To be honest, because I came of age in the era of LLMs, I will freely admit I’m still not sure I “know how to code”. Yes I can solve leetcode questions and when I put things into my IDE at work, what comes out of it leads to a production level service, but I still lean on coding tools and online resources a ton to help me figure out how to do my work. That’s software engineering is an occupation of continuous learning is both a blessing and a curse. You are always being challenged to figure out and solve novel problems so you never feel stale, but you also never feel completely confident that you’ve actually figured out how to do your job.
So for me, the answer to “when can I say I know how to code” just became if I’m able to ship stuff for my job then I must be doing something right.
Advice if you want it
Recall I started out as a Data Scientist, mostly focused on analytics. I worked for a really cool startup called Scoop that got decimated by the COVID pandemic and resulted in a mass layoff (around 80%) of the company, including the total dissolution of the Analytics team, but not the Engineering team.
It was then I realized that as an analyst, I could never be employee #1 at a startup, I could never start from zero. And that made me feel jealous of those people who could, and afraid of what I then perceived as my relative unimportance to the organization’s core function1. I very badly did not want to feel that way again and so I started this journey I’ve now told you about in two parts.

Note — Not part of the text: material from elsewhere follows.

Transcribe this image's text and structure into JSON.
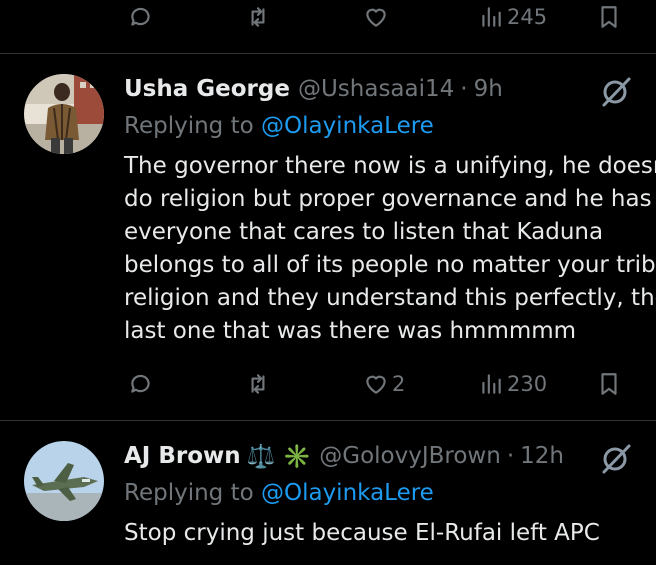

It was not easy and it was not linear. There were periods of stagnation where my job required me to keep doing the same kind of work that I did not feel like I was learning much from anymore, but I was persistent and continued to emphasize what my goals were to my managers over the years. Eventually that paid off as as persistence intersected opportunity and so when the org needed someone to make a technical transition, they found me.
The journey has also not been painless. Every time I went from Researcher to Analyst to ML Practitioner to Engineer I was gripped by the same fear and the same thought “maybe this is where I top out”, “maybe I’m just not cut out for this next challenge.” That fear would last a certain amount of time, I’d ship something or enough things to prove to myself I could do the new job (and prove to my boss I didn’t need to be fired), and slowly from there my confidence would improve.
Reassuringly these fear cycles also got shorter and shorter with each step I took: when I first started doing ML I worried for about a quarter but as an Engineer that doubt only held me for a little over a month. Also just remember that imposter syndrome is something everyone experiences, overcoming it is just part of the job.
Summing up
So no it was not easy but the view was worth the climb2 and I’d recommend it to anyone.
My journey is certainly not over, but I feel I’ve sufficiently broadened my skills that I can tackle enough problems without feeling out of my depth (and if I get anymore T-shaped at this point I’ll eventually just become a 2-D plane). Now I get to start going deeper and digging in on subjects I too hastily ran past during this 4+ year journey.
I come away feeling grateful for how well rounded I now feel having worn so many hats over time, and feeling grateful to everyone who gave me a shot to take the next step up the ladder; something I feel is becoming increasingly rare in tech as credentialing has become more important.
I am NOT saying analysts or analytics as a discipline is unimportant! I am just describing how I felt at the time I was laid off and the fear that motivated me to keep learning.
Aphorism attributed to John Stevenson.